Si les Juifs manquaient de morale ou manquaient à la morale, les Romains la connaissaient & lui rendaient gloire.

La morale n’est point dans la superstition, elle n’est point dans les cérémonies, elle n’a rien de commun avec les dogmes. On ne peut trop répéter que tous les dogmes sont différens, & que la morale est la même chez tous les hommes qui font usage de leur raison. La morale vient donc de Dieu comme la lumière. Nos superstitions ne sont que ténèbres. Lecteur, réfléchissez. Étendez cette vérité ; tirez vos conséquences.


MOYSE.



En vain plusieurs savants ont cru que le Pentateuque ne peut avoir été écrit par Moïse[1] Ils disent que par l’Écriture même il

  1. Est-il bien vrai qu’il y ait eu un Moïse ? Si un homme qui commandait à la nature entière eût existé chez les Égyptiens, de si prodigieux événements n’auraient-ils pas fait la partie principale de l’histoire d’Égypte ? Sanchoniaton, Manéton, Megastène, Hérodote n’en auraient-ils pas parlé ? Joseph l’historien a recueilli tous les témoignages possibles en faveur des Juifs ; il n’ose dire qu’aucun des auteurs qu’il cite, ait dit un seul mot des miracles de Moïse.

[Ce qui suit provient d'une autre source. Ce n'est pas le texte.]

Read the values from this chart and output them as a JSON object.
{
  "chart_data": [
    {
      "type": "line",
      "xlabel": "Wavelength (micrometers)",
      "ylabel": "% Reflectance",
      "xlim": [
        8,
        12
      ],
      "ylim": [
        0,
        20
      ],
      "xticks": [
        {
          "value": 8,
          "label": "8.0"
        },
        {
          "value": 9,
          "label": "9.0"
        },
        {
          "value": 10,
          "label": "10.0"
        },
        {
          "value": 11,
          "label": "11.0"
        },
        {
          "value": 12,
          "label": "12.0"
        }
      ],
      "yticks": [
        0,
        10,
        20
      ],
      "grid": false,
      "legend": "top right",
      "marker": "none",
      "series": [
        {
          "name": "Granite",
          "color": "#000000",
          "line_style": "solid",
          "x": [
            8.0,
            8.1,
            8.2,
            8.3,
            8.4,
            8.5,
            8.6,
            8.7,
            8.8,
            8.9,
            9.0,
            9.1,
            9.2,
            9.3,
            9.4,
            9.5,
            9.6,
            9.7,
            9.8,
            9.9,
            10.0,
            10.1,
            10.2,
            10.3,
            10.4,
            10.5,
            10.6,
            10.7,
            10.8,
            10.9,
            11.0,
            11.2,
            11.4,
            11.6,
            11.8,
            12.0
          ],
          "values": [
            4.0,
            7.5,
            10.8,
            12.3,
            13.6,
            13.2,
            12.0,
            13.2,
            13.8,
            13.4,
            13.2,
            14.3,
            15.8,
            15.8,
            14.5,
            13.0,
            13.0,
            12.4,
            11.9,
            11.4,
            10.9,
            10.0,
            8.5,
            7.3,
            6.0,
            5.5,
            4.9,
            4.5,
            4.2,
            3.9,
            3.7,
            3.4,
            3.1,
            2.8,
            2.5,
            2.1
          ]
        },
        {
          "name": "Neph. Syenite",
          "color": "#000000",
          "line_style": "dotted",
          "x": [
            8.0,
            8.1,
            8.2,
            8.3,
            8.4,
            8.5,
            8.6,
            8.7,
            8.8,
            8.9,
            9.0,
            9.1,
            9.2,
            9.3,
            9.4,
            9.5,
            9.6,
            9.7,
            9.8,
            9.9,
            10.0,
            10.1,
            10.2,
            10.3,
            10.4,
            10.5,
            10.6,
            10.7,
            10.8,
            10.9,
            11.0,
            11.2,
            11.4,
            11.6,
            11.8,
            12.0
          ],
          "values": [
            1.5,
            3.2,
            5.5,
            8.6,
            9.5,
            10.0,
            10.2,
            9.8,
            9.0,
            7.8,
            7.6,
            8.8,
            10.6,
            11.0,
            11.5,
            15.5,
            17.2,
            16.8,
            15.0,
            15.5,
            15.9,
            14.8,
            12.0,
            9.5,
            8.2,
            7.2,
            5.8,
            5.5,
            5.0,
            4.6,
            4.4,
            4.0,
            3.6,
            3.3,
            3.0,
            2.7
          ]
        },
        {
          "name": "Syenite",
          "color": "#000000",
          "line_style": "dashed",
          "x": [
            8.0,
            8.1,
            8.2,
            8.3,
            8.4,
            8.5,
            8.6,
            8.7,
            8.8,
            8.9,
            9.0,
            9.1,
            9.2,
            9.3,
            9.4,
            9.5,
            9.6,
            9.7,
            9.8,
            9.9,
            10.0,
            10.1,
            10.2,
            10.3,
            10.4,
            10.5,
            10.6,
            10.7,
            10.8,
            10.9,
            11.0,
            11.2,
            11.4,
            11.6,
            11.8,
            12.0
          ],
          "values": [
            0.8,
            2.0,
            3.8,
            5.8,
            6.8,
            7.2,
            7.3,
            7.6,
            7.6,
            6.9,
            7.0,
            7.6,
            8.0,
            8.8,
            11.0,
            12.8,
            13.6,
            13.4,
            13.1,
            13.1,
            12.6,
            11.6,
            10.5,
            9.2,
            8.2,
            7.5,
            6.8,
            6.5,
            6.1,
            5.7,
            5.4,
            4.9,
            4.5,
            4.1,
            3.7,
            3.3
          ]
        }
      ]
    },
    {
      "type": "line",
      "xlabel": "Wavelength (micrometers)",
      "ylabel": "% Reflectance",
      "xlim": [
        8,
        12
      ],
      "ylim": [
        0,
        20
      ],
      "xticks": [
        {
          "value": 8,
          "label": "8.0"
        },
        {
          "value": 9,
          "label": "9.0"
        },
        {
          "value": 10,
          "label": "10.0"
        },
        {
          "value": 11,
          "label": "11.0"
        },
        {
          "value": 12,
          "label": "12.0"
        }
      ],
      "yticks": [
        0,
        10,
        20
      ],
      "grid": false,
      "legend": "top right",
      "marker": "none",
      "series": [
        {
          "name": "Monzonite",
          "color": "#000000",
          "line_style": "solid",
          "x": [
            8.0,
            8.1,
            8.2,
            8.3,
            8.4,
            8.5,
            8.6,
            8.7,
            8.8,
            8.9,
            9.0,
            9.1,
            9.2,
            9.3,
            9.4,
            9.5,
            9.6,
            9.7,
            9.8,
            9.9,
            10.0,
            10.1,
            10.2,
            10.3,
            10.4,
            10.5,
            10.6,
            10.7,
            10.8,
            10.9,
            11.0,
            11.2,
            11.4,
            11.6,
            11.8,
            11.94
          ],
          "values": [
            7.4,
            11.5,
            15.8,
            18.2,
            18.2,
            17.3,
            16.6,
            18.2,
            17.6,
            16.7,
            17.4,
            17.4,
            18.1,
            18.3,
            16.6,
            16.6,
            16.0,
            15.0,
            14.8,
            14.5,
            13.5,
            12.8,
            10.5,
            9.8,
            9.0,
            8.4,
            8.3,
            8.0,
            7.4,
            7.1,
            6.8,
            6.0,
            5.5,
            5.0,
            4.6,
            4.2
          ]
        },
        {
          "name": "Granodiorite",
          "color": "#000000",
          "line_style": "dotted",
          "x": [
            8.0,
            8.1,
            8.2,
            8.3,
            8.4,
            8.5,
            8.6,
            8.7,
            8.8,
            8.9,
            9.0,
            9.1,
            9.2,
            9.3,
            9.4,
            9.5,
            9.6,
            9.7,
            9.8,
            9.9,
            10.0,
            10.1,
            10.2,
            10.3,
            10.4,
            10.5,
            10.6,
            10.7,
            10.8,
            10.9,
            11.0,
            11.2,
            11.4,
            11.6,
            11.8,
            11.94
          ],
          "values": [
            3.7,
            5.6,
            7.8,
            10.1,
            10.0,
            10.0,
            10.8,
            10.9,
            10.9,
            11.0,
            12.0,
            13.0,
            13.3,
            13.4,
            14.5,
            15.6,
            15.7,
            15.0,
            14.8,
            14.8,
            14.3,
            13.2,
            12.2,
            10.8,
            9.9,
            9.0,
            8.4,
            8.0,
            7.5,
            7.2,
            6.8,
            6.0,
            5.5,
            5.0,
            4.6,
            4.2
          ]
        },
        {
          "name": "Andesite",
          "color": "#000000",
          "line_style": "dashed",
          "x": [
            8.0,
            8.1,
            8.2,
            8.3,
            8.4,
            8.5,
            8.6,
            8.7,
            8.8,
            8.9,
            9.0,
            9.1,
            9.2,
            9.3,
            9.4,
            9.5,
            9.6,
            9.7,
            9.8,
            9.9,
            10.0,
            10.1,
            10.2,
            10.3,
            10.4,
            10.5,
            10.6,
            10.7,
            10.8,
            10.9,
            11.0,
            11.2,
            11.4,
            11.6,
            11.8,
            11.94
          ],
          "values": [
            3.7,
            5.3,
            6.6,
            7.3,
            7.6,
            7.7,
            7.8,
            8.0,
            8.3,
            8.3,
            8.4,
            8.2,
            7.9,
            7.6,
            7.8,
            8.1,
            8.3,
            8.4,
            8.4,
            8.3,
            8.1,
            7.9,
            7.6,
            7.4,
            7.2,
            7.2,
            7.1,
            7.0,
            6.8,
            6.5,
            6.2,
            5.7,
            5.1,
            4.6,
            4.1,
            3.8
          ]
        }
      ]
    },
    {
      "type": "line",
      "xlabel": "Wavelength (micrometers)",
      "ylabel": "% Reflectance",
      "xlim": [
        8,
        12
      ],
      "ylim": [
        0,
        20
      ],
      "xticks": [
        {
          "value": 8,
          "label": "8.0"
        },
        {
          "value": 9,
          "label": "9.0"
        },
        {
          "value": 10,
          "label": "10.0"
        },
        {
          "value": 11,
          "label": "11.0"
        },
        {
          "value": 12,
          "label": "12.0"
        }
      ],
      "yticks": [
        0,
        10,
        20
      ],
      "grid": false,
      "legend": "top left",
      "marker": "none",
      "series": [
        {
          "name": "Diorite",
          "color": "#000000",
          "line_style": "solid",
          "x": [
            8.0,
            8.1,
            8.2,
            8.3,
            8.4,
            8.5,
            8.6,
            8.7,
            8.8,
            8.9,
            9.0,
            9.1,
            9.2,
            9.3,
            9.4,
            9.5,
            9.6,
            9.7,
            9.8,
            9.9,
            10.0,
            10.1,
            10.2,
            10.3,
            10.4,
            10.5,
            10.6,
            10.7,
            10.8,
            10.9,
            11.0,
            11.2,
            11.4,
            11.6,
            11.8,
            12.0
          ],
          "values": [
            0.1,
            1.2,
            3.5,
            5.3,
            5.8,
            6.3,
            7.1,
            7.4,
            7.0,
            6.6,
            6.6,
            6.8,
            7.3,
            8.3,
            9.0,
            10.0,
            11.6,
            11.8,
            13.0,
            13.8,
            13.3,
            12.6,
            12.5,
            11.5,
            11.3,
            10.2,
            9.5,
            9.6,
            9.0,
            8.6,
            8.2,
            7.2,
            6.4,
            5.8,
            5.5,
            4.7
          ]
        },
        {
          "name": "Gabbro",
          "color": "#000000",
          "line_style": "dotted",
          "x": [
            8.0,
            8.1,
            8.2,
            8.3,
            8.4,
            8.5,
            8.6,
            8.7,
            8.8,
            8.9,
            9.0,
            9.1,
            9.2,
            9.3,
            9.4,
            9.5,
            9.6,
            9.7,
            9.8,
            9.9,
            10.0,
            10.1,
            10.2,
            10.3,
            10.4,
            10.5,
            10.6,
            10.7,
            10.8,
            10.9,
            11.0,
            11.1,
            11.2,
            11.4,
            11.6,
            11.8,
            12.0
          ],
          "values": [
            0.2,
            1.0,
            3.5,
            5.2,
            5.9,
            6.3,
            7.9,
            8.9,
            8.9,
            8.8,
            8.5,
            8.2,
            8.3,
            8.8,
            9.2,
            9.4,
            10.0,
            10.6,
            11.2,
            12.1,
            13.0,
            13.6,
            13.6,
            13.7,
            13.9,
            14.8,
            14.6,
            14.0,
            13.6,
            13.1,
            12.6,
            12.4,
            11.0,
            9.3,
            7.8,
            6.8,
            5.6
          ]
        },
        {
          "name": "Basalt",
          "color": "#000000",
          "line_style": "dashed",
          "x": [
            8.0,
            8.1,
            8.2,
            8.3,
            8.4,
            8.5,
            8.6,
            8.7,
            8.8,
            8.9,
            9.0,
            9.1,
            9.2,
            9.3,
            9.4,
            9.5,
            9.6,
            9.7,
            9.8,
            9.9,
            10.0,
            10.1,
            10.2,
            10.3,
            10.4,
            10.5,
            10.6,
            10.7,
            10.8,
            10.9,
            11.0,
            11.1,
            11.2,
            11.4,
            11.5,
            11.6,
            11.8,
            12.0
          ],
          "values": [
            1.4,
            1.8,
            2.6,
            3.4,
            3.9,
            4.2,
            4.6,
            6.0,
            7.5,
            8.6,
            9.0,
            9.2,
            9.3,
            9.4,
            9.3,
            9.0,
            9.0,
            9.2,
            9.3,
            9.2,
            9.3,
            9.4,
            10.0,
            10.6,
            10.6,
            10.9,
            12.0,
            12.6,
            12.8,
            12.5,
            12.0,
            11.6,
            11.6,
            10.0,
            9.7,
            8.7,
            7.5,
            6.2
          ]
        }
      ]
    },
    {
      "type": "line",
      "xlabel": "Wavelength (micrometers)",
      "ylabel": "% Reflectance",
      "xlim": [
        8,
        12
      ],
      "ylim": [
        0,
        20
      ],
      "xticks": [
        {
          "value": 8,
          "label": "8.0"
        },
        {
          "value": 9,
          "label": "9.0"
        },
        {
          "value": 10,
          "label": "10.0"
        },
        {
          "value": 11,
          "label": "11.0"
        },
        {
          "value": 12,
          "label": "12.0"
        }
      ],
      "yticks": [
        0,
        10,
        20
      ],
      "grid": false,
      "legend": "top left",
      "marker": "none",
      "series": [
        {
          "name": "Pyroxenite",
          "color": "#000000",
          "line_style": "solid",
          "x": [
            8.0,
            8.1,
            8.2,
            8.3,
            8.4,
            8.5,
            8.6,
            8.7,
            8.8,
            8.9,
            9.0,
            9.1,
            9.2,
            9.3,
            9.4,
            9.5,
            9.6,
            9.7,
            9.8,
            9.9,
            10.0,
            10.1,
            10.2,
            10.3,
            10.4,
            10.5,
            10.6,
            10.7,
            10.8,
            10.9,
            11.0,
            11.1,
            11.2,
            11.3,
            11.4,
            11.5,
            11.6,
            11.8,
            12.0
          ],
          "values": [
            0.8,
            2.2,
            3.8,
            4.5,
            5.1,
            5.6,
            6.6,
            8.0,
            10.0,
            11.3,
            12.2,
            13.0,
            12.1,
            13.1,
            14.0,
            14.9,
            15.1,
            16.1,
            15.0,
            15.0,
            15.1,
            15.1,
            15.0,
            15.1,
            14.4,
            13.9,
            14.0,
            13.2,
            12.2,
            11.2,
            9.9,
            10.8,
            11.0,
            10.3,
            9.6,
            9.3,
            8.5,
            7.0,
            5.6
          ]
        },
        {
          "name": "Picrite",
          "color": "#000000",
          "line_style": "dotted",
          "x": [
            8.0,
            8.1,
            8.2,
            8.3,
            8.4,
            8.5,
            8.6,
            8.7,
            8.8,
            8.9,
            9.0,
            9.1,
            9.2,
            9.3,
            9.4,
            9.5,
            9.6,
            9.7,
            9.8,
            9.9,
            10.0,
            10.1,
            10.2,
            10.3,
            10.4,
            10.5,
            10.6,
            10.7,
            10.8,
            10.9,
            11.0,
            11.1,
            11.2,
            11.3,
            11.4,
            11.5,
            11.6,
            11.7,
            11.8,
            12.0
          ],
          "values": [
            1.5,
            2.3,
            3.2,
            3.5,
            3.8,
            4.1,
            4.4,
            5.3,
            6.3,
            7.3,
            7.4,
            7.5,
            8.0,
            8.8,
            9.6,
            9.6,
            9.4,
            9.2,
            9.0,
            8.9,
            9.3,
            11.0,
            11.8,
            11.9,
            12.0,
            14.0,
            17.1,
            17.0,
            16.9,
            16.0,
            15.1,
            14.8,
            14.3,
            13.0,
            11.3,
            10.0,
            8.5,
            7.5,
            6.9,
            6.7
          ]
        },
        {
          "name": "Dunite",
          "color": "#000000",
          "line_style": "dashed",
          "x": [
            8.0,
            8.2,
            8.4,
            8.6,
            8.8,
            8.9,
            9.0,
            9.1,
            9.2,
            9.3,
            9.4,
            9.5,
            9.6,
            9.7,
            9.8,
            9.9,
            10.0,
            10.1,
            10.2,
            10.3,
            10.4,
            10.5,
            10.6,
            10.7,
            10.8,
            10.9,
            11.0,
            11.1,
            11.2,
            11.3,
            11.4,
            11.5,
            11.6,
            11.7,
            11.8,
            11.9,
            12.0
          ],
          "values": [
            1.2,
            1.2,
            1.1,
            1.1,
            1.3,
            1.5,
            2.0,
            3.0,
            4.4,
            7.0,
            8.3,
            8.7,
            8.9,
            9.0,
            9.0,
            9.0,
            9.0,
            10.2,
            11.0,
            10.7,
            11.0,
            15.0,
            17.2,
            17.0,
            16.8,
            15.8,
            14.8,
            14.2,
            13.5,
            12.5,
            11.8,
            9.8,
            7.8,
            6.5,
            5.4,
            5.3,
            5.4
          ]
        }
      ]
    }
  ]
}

Quoi ! le Nil aura été changé en sang ; un ange aura égorgé tous les premiers-nés dans l’Égypte ; la mer se sera ouverte, ses eaux auront été suspendues à droite & à gauche, & nul auteur n’en aura parlé ! & les nations auront oublié ces prodiges, & il n’y aura aucun petit peuple d’esclaves barbares qui nous aura conté ces histoires des milliers d’années après l’événement ?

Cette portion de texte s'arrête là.